FTX Loses $53,000 Per Hour In Bankruptcy Costs!

The collapse of crypto exchange FTX continues to wreak havoc. According to the latest U.S. court filings, FTX spent no less than $118 million on legal and consulting fees between August and October 2023. That’s $1.3 million a day, or $53,000 spent every hour.

The fall of crypto exchange FTX continues to leave its mark. Between August and October alone, four major law and consulting firms reportedly billed over $100 million to FTX for their services, according to the latest U.S. court filings.

1.3 million spent per day, or $53,000 every hour : this astronomical sum was swallowed up in just three months!
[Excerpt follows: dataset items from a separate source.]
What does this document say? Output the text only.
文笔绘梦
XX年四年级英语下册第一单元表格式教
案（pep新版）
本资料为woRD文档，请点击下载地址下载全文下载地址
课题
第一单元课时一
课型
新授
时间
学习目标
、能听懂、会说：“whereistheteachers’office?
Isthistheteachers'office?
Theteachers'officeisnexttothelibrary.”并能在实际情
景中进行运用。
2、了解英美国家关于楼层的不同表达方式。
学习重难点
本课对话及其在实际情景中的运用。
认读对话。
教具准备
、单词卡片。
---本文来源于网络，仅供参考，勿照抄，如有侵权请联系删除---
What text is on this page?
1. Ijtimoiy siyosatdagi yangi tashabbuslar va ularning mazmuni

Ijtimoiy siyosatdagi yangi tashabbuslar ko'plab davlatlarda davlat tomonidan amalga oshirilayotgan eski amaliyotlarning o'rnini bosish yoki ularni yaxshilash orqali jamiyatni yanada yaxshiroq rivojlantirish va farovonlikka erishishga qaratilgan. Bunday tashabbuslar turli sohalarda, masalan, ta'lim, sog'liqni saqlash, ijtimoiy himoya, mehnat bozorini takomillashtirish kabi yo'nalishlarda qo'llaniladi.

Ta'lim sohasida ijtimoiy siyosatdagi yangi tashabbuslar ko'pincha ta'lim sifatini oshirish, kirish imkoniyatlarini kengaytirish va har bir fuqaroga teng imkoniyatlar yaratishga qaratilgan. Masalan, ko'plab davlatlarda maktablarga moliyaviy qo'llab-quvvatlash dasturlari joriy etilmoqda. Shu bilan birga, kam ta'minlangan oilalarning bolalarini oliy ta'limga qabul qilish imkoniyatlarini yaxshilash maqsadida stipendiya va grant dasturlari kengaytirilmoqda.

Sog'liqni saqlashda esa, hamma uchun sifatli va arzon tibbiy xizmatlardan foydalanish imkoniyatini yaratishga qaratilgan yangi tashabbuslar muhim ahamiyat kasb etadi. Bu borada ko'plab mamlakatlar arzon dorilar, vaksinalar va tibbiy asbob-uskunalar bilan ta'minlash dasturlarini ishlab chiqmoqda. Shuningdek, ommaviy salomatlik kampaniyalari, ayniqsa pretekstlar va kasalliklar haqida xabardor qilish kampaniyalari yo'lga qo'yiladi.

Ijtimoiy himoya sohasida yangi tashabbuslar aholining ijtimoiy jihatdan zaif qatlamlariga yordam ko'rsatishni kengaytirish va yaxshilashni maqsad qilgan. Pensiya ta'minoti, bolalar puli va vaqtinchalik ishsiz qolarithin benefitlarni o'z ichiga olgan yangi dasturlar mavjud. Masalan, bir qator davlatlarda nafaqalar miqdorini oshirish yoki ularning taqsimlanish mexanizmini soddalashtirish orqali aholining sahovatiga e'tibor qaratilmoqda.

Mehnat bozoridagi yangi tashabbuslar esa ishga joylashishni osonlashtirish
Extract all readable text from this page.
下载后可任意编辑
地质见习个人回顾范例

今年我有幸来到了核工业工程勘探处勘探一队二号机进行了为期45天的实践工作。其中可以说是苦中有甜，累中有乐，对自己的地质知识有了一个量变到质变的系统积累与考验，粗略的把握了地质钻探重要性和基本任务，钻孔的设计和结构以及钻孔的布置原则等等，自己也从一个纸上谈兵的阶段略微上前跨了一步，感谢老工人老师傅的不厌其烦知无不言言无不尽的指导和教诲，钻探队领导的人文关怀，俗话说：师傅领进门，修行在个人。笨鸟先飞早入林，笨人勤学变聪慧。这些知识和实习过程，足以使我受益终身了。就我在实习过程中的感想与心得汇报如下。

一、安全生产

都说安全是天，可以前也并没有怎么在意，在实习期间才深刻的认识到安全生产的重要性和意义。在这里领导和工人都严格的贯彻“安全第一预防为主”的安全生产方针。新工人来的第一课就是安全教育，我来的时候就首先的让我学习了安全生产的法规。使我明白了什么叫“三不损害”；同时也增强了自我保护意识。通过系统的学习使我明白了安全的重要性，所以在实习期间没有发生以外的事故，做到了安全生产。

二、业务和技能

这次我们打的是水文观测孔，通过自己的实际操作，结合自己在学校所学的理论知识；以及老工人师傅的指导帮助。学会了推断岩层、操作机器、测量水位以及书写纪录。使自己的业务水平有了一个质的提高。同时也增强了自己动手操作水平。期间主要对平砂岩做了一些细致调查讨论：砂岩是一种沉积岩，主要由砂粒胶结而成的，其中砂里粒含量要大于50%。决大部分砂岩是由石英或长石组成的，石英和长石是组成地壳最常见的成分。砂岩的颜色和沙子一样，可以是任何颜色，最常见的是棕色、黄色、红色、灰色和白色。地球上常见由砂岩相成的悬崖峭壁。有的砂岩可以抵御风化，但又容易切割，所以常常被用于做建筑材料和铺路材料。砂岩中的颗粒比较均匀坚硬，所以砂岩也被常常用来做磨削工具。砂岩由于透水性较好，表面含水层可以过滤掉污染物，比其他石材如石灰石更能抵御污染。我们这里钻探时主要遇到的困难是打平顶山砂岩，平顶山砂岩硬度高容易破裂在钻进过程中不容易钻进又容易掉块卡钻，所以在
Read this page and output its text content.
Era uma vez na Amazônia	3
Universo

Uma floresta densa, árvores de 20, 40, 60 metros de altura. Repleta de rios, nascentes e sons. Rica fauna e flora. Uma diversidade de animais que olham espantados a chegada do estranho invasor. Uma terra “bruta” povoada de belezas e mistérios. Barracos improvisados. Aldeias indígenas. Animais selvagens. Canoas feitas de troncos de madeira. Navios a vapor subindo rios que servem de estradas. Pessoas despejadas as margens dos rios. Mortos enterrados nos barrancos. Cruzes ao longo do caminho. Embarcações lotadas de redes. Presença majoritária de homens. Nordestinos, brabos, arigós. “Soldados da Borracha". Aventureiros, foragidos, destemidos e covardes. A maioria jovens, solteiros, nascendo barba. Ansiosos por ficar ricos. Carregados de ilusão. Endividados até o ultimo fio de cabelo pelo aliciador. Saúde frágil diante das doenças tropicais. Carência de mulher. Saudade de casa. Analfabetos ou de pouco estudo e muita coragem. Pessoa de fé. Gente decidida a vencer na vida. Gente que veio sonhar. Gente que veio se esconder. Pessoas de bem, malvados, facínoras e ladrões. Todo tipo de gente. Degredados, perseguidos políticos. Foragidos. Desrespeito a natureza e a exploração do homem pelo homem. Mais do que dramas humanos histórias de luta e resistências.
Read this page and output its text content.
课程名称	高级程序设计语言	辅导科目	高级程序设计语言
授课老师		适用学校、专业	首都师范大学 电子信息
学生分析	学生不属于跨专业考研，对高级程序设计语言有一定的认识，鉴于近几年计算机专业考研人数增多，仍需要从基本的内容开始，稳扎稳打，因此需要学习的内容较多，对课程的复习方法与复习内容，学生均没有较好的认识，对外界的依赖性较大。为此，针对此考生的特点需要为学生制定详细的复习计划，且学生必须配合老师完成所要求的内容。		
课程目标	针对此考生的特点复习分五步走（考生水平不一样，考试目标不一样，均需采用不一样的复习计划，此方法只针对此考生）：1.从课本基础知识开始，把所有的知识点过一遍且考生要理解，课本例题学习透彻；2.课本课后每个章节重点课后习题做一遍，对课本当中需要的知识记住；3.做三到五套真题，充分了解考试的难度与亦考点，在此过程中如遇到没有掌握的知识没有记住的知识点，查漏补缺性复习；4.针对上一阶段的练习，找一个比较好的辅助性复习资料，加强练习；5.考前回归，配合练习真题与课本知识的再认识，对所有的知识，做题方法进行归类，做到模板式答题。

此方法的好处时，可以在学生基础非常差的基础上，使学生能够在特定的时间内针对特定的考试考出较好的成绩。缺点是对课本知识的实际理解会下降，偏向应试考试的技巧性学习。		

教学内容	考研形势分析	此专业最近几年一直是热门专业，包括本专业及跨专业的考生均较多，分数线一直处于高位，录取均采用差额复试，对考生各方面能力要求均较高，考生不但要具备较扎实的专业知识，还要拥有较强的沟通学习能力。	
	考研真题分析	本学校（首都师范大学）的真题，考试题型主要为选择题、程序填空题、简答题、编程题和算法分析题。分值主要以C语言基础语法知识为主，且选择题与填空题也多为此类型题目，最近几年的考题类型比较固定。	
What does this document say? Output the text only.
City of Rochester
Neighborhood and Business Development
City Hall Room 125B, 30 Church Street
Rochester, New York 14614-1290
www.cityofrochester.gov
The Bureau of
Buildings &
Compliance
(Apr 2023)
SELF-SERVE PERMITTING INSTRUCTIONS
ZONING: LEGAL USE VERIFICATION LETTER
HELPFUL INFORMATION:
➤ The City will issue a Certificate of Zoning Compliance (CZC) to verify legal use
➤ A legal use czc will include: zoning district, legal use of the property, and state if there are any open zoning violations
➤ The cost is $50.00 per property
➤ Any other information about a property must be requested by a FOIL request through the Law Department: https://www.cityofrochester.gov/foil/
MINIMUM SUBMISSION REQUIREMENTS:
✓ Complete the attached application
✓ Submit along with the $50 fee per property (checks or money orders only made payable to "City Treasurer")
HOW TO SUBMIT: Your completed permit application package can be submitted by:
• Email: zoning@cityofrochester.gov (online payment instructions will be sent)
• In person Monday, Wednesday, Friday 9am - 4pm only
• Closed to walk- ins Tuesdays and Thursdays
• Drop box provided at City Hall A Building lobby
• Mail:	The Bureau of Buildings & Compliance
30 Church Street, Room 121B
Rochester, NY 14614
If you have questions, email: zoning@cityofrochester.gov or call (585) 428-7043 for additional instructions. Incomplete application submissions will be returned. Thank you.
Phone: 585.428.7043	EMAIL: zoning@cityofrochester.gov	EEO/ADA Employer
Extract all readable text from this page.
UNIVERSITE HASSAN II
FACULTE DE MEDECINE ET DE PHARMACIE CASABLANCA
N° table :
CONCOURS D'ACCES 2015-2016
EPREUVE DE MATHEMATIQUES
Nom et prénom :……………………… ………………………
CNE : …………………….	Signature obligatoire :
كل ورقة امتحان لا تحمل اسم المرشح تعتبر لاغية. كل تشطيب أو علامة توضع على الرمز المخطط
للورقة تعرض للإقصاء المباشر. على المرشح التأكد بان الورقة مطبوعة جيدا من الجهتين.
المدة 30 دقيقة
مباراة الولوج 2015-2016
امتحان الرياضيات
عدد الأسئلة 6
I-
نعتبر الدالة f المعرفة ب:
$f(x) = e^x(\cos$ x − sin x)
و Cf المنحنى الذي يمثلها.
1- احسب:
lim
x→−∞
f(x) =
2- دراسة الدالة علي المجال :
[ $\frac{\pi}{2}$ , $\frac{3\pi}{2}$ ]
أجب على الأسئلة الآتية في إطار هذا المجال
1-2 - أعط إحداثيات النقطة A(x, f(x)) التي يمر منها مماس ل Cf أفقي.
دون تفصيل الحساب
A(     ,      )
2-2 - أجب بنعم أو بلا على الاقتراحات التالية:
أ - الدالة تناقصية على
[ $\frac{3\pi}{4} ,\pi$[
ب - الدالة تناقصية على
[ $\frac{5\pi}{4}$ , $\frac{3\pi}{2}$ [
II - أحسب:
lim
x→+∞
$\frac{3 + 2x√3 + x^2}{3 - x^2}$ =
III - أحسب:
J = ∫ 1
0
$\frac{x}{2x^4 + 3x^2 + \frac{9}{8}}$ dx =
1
Only in an attempt to manage the chaotic situation of FTX.

The most expensive bill comes from the consulting firm Alvarez & Marsal with no less than 35.8 million invoiced over the period. Next in line are the famous law firms Sullivan & Cromwell (31.8 million) and AlixPartners ($13.3 million), known for their exorbitant fees.

Between them, these legal behemoths took in more than $67 million of the meager finances still available to FTX. Under these conditions, it is difficult to hope for a rapid financial recovery.

These staggering amounts are beginning to intrigue the American justice system. Some unnamed creditors of FTX claim that the total amount of legal fees paid since the opening of the insolvency proceedings would already amount to $350 million.

In a report dated December 5, 2022, fees examiner Katherine Stadler raises serious concerns. She points the finger at overworked staff, excessive attendance at certain meetings, as well as technical and procedural shortcomings in billing hours.

The financial hemorrhage shows no sign of slowing down for FTX. Every day brings astronomical new invoices to add to the company’s already catastrophic balance sheet. Under these conditions, it’s hard to imagine any positive recovery for the once-flourishing crypto exchange.

The process promises to be long and costly. All the more so as FTX’s financial hole, initially estimated at 8 billion, could actually reach 32 billion, according to new revelations. This will put the platform’s meagre remaining assets to the test, in order to compensate its defrauded creditors.